Sous d’autres cieux, en France, pays de référence en matière de comptabilisation et d’indemnisation des sans-emplois, les chiffres officiels sont fortement controversés, les écarts se comptant par millions. Ici, on a l’indécence d’avancer des chiffres alors que, les questions préalables, elles, demeurent en suspens.

Autre interrogation: les “trafiquants” des trottoirs de Tunis sont-ils 500 relogeables, 10.000 ou 100.000? A travers le Pays, se comptent-ils par centaines de milliers ou par millions? Concernant le centre-ville de la capitale, on n’a pas eu honte, tant en haut lieu que sur des plateaux télé, de débattre de l’affectation d’une bâtisse aux commerçants de rue, alors que, visiblement, 100 « Moncef Bey » ne suffiraient pas. En périphérie (Bouchoucha, Denden, Bardo, Manouba, Ariana, Zahrouni, Hammam-lif…), le constat est identique. Sont-ils des travailleurs honnêtes, opérant au sein d’un secteur informel à assainir, absorbables par le circuit légal?

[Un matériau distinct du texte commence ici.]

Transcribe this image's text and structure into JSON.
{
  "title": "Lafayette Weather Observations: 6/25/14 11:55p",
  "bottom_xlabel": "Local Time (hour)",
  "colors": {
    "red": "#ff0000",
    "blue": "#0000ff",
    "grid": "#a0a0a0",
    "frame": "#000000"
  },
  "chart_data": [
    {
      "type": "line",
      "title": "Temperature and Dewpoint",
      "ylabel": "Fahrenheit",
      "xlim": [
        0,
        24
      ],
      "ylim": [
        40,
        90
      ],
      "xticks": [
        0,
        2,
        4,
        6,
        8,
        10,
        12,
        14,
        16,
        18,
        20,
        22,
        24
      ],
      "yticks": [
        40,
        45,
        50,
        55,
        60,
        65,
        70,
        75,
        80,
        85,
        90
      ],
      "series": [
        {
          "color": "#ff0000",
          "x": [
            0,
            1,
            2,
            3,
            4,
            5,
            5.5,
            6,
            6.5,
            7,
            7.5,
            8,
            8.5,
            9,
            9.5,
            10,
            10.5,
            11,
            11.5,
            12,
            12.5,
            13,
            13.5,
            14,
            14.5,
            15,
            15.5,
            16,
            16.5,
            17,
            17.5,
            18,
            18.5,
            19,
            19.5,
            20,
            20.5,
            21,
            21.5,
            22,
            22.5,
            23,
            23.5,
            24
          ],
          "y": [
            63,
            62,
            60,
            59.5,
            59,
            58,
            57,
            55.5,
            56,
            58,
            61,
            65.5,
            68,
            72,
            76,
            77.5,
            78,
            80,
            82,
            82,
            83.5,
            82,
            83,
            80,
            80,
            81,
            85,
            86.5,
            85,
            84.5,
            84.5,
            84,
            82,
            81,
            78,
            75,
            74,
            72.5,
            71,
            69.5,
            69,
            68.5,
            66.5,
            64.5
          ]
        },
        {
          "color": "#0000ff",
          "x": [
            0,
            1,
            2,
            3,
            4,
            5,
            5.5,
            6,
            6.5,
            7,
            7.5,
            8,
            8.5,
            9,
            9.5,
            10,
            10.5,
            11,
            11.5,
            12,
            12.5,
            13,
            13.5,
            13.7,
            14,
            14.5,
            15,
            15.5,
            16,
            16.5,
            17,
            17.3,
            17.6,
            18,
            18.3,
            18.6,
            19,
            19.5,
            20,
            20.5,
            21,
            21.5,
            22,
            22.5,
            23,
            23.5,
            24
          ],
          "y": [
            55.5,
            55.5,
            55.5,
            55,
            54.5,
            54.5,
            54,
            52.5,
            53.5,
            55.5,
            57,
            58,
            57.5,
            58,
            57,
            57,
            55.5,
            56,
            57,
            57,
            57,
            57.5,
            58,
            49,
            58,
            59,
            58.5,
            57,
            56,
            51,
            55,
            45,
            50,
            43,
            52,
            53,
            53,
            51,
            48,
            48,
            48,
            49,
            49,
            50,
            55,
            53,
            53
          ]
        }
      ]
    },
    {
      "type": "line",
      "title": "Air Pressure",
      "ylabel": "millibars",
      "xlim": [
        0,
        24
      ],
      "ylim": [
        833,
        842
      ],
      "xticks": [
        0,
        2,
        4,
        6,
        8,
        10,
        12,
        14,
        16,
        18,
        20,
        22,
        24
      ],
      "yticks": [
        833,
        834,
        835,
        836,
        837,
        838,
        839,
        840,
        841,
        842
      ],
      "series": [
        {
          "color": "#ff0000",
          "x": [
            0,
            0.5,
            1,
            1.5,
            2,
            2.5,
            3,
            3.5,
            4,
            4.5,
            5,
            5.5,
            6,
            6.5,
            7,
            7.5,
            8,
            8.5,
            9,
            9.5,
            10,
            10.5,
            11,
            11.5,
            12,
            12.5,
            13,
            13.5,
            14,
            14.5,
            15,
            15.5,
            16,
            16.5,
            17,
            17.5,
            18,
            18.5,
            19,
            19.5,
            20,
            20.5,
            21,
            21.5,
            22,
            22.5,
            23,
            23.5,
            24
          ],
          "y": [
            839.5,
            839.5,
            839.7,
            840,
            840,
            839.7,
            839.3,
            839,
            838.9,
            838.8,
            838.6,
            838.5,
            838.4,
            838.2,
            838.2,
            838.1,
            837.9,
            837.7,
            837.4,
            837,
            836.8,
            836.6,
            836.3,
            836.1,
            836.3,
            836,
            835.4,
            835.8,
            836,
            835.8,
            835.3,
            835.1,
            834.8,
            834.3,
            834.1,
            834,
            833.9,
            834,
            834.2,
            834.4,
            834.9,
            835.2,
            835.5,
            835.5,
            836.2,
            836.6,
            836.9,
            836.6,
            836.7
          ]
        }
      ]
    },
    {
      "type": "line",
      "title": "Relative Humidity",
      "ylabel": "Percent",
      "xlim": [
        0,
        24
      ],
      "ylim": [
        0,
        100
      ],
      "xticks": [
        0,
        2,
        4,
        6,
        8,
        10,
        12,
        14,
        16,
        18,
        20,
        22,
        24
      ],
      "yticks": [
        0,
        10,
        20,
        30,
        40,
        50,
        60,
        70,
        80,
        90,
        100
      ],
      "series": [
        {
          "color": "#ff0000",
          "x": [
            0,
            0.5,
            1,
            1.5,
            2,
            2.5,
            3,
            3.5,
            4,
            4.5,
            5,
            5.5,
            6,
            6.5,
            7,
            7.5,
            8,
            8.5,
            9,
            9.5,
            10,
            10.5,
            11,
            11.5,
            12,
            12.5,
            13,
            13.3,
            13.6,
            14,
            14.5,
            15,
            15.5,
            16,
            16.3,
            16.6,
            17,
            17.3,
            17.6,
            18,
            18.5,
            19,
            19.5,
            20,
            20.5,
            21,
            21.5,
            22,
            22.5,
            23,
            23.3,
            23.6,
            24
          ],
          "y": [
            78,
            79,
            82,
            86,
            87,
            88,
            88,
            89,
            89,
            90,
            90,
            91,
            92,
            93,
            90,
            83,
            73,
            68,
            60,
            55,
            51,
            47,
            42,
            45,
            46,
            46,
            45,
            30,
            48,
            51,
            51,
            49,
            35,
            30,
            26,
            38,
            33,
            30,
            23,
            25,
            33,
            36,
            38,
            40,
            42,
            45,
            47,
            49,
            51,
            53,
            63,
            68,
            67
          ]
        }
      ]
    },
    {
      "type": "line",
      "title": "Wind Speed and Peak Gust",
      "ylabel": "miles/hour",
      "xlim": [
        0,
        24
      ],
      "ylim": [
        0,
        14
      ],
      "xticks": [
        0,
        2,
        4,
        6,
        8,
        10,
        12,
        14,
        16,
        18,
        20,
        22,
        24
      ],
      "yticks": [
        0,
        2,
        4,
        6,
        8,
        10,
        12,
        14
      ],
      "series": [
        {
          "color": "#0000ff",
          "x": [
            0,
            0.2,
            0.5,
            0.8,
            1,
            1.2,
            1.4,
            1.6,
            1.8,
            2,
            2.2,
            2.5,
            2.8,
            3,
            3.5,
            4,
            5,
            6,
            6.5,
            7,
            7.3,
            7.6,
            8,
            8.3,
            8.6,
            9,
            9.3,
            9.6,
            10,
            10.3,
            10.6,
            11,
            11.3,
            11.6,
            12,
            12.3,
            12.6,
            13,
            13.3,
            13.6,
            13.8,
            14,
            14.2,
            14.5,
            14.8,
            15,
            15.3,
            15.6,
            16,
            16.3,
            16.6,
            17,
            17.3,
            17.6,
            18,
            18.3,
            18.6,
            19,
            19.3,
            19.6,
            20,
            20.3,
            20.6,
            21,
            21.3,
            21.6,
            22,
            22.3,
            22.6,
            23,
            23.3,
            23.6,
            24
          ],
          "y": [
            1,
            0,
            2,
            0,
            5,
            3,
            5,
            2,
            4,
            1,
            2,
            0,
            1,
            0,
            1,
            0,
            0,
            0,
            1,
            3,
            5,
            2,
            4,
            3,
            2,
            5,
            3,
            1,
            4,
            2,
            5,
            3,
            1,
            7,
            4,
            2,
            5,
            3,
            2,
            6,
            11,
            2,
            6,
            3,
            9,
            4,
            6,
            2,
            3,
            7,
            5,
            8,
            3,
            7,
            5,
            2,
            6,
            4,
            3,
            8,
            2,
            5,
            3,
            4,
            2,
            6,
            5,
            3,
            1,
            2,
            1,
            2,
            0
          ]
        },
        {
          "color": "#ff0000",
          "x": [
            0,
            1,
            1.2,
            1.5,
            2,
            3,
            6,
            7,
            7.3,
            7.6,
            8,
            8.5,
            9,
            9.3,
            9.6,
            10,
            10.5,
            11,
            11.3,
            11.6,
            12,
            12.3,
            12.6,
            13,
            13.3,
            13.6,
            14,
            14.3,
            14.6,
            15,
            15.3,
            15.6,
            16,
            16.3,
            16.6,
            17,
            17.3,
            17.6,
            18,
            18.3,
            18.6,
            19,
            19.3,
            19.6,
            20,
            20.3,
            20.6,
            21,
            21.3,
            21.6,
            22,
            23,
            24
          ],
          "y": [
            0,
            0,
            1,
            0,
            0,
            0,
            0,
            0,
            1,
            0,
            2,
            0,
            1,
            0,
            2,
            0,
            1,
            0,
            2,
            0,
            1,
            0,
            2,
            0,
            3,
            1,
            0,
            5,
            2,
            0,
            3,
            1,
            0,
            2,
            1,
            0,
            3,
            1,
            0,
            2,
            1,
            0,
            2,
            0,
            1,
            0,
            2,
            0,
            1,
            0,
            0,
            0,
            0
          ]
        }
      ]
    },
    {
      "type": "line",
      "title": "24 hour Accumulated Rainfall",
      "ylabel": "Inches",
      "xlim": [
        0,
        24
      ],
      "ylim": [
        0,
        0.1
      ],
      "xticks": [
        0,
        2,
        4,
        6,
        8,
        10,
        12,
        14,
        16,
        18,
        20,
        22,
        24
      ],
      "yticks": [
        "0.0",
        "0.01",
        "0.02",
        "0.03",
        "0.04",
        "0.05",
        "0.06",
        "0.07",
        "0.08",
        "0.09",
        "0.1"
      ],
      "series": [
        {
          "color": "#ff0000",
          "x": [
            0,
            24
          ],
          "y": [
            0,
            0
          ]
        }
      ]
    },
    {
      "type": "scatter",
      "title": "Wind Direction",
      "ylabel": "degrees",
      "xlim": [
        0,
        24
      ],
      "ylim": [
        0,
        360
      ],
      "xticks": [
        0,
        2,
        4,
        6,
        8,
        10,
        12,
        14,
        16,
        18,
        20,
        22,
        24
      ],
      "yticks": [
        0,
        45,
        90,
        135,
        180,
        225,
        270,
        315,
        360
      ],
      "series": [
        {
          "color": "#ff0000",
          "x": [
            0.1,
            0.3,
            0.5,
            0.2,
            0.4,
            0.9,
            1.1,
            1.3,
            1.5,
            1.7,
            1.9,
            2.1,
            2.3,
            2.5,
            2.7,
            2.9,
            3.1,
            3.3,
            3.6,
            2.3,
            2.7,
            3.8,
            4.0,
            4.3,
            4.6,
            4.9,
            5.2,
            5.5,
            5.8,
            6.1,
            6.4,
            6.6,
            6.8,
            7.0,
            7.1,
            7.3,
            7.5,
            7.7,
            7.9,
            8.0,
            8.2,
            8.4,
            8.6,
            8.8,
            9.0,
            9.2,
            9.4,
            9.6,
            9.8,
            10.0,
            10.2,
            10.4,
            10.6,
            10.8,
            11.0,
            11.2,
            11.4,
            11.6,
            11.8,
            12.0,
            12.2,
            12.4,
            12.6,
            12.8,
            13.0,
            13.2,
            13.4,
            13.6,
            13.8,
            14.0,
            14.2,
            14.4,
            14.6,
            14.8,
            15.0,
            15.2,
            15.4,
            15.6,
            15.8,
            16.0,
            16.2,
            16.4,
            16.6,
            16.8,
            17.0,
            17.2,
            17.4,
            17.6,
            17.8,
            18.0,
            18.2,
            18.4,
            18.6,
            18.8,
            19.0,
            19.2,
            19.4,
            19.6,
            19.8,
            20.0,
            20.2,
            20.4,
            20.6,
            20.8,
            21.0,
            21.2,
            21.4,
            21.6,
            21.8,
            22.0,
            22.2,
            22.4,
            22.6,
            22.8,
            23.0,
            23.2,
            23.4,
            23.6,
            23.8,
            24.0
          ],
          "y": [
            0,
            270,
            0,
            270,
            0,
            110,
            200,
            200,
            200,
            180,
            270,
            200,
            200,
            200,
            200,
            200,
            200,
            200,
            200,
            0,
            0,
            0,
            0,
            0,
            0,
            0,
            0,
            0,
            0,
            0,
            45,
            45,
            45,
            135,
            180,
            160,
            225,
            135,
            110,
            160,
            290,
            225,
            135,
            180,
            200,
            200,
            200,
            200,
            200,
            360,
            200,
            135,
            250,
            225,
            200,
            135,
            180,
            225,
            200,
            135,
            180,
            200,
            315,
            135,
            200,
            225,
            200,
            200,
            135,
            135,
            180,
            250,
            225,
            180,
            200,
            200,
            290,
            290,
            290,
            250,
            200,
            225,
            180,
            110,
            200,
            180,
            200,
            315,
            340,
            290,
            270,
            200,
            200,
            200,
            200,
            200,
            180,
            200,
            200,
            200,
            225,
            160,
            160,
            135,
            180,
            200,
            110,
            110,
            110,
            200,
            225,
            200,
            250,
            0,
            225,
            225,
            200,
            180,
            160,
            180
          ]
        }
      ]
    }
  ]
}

Confronter l’Etat à ces interrogations c’est mettre à vif ses amères contradictions. S’il assainit sans créer d’emplois, c’est le soulèvement; s’il laisse faire, c’est l’aveu de la perte d’une partie de ses prérogatives, la consécration de l’utopie marxiste, en point de mire: la dissolution de l’Etat, mais à contre-sens de celle-ci. Au lieu d’une société sans classes où “l’homme communiste”, enfin créé, “travaille pour la communauté selon ses capacités et en reçoit une rémunération selon ses besoins”, on se retrouve avec une société revenue à l’âge de pierre régie par la loi de la jungle, une dictature de tous sur chacun. La situation n’est pas inédite, résultant de décades de mal gouvernance et de règne de la corruption d’Etat. La révolte larvée, longtemps occultée par la dictature, contre laquelle les évènements de décembre 2010-janvier 2011 ne furent qu’un mouvement de rejet, certes spontané, mais disparate, ne pouvant produire qu’un avorton. L’explosion couve. Si elle reprend le pire ne sera pas qu’elle soit prise en mains par tel ou tel parti mais qu’elle devienne incontrôlable, les timides « escarmouches  » de ces derniers jours ou, même, les saccages de janvier 2011 n’en étant qu’une pâle préfiguration.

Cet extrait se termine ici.